The Tunnel by William H. Gass
My rating: 3 of 5 stars
WARNING: This review contains graphic content. I am not joking. If you are squeamish, please do not read this review!
Years ago, on my way home from Disney World, of all places, my wife and I came on the scene of a wreck on a rural California highway. The accident couldn't have happened but a few minutes before we arrived. The police had not yet made it to the scene, though some good citizens were directing traffic and approaching the victims. It appeared to be a single-vehicle accident. The car had rolled, if the dents on the roof were any indication (the car was upright on its three remaining wheels), and one of the passengers had been thrown through the windshield. He was quite dead: a river of blood a foot wide, coming from his neck, had already flooded across two lanes of traffic. We drove right through it, no avoiding it. The body was not all in one piece, I'll leave it at that. Another person, the other passenger from the looks of it (the body might have been his brother, I don't know) was aimlessly wandering around the middle of the highway in obvious shock at what had just happened. Thankfully there were people trying to slow traffic and make way for the police, who arrived just as we passed the body.
The feeling I felt then was akin to the feelings this book gave me inside. As an experiment in literature, it's brilliant. The formatting is incredible and intellectually stimulating. The language is superb, as one would expect from William Gass. I am a huge fan of his shorter work and have been in awe of his facile use of the English language. Academically, this book is a hit. An existentialist experiment in sentence construction, word usage, and visual arrangement.
That said, the book made me sick. I couldn't put it down, once I had picked it up, but I loathed picking it up at each reading session.
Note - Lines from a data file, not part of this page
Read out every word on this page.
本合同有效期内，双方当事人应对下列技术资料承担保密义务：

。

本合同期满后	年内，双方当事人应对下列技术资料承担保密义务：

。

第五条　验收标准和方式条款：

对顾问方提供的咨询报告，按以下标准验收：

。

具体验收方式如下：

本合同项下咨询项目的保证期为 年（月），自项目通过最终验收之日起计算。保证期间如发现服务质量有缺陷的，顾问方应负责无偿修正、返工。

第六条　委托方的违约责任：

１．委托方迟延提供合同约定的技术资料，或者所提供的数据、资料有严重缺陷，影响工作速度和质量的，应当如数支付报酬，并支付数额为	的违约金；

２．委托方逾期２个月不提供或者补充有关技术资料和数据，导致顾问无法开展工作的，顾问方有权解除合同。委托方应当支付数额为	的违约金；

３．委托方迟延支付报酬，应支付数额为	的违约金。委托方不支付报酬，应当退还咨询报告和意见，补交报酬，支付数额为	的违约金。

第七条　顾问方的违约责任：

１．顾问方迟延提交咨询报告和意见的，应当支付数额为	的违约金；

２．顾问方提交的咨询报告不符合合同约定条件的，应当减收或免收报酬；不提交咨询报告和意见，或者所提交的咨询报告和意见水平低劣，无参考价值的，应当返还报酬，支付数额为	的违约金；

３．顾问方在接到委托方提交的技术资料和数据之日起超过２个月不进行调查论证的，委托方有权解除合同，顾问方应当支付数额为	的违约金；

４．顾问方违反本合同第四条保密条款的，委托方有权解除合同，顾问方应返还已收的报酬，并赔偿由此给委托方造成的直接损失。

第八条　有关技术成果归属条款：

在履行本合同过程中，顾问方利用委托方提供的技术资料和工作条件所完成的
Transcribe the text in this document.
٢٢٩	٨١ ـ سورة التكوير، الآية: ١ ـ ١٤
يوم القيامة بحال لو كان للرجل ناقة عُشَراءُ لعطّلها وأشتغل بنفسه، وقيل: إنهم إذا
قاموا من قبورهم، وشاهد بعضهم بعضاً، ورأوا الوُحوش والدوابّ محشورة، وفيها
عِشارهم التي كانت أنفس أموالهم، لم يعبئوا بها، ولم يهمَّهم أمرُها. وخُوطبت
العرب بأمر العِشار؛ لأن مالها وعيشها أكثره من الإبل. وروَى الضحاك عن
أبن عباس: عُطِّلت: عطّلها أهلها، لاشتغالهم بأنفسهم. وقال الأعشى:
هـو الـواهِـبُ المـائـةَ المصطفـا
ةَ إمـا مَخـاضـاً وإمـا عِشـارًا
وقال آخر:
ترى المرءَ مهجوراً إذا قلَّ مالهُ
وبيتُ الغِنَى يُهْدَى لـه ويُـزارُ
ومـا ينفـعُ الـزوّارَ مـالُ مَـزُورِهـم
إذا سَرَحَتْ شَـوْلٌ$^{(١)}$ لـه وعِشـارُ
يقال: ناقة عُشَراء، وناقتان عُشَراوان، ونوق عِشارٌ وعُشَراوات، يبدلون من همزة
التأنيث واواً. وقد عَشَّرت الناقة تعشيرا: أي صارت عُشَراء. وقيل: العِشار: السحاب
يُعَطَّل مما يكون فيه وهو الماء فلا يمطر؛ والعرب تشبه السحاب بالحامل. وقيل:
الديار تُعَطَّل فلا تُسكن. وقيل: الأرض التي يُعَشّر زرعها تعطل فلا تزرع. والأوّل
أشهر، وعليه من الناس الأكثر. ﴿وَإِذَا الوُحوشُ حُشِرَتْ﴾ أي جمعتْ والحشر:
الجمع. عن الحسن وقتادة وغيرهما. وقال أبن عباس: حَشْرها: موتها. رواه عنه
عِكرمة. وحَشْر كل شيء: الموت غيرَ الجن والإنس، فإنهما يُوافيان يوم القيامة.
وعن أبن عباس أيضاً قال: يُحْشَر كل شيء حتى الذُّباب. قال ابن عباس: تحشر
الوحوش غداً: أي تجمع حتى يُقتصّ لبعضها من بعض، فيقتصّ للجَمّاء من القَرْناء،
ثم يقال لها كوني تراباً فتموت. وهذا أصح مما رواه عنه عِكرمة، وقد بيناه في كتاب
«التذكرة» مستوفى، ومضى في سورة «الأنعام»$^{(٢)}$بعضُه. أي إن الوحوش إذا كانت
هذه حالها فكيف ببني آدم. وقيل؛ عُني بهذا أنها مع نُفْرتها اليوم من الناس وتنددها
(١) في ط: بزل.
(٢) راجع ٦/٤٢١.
There was an internal battle raging within me during the time I read it: Intellectual curiosity vs emotional revulsion. Ultimately, I hated myself for reading this book. But in the back of my mind, I admire it.
The narrator, Frederick Kohler, is attempting to write his forward to his life's work, "Guilt and Innocence in Hitler's Germany". He never finishes. Instead, the story follows Kohler's life, a failure in almost every sense, in a meandering, tedious narrative . . . well, tunnel. The sense of self-loathing in this work is powerful and depressing. Rather than making the book playful, the clever tinkering with formatting serves to disarm the reader into thinking she or he should be really excited about tackling this intellectual challenge, setting the reader up for a downward emotional plunge from which it is difficult to break free. I would not recommend this book for those who easily fall into depression. The Tunnel won't just let you fall into depression, it will forcefully push you there, face first. If you can distance yourself enough to enjoy the cleverness of it all, by all means, do so. But I couldn't distance myself enough. In the end, I found myself stuck in The Tunnel and it took a good few days to get out. Just like the feeling I had after witnessing the aftermath of that accident.
Four stars for intellectual bravado and inventiveness, two stars for internal yuck = 3 stars.